Les ministères du Travail et de la Sécurité sociale et celui de la santé ont présidé jeudi 05 octobre, une réunion marquant le départ des travaux de la Commission de tarification des actes professionnels des médecins, des pharmaciens, des dentistes et des auxiliaires médicaux. Les progrès réalisés par la médecine, notamment dans la détection des maladies par le biais d’actes médicaux, tels que les scanners, les échographies et les examens par émagerie, ne sont remboursés que comme simples radiologies.
L’accès aux consultations à 50 DA au niveau des hôpitaux ne couvre pas en nombre l’importante sollicitude du citoyen qui se voit alors contraint de débourser 300,00 DA chez le médecin privé.
L’autre acte médical non remboursé par la CNAS, et qui suscite une préoccupation toujours grandissante, est le tarif pratiqué dans les cliniques privées, et que la caisse feint d’ignorer.

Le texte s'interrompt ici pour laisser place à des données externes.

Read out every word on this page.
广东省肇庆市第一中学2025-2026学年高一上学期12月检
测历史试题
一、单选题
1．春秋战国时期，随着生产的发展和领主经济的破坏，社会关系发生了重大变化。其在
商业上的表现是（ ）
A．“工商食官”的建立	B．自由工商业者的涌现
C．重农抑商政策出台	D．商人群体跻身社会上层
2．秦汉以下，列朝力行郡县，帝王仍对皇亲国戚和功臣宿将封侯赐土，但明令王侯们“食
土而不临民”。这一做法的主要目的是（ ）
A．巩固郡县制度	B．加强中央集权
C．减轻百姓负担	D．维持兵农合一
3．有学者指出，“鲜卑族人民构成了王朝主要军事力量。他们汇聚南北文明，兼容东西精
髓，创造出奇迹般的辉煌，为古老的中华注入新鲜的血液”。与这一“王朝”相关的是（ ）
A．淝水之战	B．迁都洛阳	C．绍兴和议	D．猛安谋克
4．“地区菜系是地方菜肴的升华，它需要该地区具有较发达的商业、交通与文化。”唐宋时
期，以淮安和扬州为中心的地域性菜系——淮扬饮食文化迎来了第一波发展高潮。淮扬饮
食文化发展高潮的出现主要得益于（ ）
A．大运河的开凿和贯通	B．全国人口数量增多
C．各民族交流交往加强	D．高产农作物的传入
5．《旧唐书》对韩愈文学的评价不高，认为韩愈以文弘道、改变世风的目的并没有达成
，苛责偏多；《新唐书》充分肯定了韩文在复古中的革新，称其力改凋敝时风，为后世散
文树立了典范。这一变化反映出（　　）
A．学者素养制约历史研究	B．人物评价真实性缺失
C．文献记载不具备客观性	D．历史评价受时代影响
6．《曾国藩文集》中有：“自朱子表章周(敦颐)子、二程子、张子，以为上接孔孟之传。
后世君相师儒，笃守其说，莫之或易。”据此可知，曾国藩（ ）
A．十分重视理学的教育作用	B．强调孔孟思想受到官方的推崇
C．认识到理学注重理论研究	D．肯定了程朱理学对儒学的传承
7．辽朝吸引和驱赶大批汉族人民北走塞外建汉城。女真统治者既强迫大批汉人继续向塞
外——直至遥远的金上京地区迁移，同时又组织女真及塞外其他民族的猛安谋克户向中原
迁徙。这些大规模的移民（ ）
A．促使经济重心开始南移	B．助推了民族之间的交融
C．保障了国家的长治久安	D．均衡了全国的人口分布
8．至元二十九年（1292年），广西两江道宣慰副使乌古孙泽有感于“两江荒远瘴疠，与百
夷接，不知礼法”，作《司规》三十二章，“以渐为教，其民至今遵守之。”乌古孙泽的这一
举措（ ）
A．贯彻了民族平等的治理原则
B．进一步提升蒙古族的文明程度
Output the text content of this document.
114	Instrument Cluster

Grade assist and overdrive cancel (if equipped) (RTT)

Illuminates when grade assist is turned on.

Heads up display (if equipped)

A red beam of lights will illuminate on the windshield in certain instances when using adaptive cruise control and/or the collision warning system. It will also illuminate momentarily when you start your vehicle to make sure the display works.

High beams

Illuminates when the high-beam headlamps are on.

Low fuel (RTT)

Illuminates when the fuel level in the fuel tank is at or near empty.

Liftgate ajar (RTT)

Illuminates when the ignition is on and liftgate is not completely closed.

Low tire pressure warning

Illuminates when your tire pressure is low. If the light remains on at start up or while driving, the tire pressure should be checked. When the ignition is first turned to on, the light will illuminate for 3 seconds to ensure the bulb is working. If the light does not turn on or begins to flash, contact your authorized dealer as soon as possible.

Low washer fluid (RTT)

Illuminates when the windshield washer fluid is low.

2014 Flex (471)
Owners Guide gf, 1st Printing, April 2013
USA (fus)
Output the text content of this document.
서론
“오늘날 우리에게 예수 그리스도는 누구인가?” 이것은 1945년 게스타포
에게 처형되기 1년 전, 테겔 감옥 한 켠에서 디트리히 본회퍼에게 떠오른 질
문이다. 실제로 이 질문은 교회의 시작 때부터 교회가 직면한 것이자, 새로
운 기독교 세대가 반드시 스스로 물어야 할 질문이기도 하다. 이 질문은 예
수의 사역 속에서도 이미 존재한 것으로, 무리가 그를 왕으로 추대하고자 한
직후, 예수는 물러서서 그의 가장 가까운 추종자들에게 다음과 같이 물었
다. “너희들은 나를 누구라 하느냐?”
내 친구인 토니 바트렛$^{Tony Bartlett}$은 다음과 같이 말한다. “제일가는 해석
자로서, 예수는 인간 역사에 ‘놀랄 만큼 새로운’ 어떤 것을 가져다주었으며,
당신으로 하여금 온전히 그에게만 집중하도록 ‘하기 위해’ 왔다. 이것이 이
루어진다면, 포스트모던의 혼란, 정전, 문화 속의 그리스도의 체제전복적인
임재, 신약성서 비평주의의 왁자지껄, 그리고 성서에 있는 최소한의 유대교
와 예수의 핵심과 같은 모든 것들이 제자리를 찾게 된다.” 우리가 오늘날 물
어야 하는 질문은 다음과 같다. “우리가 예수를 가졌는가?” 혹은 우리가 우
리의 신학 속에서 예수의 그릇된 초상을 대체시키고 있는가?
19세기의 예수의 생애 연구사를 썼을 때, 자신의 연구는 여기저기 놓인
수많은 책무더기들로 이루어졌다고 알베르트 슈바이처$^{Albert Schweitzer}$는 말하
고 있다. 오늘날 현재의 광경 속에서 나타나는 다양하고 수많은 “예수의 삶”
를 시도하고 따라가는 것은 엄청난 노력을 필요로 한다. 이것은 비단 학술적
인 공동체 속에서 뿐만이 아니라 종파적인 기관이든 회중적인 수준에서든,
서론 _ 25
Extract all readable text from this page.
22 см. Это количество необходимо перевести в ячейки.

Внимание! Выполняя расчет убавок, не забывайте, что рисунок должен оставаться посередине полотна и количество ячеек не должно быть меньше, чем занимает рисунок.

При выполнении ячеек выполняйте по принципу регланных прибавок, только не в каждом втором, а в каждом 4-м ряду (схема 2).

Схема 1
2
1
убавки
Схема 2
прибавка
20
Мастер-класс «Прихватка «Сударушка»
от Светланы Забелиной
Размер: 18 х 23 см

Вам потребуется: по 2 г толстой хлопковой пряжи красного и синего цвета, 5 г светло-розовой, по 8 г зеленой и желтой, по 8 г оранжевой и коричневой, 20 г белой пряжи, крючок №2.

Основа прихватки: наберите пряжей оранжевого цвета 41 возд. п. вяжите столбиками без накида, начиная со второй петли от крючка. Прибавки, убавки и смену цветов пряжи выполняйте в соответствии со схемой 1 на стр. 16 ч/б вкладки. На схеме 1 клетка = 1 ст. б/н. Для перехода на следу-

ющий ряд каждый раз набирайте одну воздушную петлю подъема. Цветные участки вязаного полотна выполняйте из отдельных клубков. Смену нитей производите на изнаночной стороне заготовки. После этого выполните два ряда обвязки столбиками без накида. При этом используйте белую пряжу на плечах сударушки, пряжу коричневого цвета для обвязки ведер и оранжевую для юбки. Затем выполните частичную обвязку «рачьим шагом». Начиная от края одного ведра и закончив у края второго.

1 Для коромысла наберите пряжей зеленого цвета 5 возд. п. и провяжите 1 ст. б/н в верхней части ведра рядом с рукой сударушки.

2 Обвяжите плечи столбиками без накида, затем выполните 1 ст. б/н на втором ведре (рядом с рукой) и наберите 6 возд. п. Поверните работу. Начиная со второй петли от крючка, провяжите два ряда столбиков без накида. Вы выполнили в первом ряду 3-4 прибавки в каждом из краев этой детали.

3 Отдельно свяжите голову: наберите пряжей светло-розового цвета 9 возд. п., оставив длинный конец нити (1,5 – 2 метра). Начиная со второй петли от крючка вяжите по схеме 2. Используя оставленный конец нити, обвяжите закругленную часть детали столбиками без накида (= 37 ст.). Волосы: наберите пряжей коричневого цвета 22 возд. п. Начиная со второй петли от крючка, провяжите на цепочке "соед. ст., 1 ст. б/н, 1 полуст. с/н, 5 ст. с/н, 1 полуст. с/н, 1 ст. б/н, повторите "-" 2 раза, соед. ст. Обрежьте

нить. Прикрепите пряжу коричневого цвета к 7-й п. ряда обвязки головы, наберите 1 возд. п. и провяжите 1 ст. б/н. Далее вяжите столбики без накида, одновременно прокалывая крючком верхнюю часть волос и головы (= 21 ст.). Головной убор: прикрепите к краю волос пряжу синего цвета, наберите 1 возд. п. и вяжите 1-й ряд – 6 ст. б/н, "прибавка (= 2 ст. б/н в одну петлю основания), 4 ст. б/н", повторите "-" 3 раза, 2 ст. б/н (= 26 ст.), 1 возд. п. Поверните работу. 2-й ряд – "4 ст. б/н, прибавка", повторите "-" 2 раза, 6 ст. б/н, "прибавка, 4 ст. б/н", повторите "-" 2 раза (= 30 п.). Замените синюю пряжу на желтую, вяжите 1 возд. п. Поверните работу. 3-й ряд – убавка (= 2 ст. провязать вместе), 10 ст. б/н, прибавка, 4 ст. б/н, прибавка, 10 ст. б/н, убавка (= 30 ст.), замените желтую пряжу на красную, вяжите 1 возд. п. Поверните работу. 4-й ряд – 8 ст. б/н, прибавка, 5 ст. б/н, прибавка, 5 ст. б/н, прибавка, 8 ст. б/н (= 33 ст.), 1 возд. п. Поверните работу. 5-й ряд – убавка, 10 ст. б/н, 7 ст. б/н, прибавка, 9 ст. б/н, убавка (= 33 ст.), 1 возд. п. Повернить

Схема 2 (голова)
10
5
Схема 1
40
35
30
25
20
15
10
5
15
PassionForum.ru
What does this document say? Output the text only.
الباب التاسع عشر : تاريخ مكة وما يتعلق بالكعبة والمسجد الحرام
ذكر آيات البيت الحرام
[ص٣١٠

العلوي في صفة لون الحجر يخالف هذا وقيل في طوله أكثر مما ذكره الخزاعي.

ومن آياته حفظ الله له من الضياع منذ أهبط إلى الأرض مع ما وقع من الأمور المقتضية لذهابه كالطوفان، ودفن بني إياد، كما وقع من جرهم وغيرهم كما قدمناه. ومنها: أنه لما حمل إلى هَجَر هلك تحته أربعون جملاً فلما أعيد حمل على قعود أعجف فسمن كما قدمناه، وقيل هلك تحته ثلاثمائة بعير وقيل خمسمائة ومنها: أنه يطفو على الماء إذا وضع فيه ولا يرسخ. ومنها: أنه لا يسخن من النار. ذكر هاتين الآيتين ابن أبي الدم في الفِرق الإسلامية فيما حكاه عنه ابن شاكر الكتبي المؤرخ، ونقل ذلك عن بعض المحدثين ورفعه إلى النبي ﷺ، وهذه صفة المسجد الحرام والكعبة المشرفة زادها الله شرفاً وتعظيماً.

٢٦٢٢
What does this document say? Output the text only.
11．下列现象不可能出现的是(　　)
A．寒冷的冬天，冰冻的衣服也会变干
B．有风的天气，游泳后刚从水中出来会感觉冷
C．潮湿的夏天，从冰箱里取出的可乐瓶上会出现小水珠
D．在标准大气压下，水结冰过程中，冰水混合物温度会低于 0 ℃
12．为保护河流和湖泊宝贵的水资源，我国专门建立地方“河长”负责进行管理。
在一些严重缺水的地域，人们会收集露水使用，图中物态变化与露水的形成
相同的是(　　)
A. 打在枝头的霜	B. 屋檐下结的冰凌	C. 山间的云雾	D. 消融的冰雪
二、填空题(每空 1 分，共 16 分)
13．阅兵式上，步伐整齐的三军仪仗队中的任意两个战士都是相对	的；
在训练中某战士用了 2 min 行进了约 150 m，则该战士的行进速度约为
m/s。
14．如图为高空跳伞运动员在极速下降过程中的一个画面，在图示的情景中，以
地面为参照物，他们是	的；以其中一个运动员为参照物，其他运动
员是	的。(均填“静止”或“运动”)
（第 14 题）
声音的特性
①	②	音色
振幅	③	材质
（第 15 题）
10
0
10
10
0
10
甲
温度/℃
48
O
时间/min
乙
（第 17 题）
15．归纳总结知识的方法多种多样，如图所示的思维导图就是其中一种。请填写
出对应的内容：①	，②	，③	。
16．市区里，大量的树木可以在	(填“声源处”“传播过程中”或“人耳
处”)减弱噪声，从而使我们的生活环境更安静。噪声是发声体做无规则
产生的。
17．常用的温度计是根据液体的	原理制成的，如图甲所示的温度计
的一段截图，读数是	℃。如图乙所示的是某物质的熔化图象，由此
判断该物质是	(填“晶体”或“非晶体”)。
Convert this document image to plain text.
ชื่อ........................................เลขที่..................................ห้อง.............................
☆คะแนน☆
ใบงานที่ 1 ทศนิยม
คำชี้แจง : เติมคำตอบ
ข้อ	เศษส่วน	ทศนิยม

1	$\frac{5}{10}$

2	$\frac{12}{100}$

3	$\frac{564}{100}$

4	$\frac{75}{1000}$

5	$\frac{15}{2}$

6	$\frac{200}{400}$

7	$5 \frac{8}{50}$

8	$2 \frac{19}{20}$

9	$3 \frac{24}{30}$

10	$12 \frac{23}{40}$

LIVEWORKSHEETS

Sur le terrain, on ne recense qu’une exception : les cliniques de chirurgies cardiaques conventionnées avec la CNAS. Le malade est soigné gratuitement lorsqu’il a en main une prise en charge.
La nouvelle nomenclature attendue et par le citoyen et par le médecin, permettra aux uns de se soigner tout en sachant que la caisse les sécurisent et aux autres de travailler dans la transparence en affichant réellement les coûts pratiqués.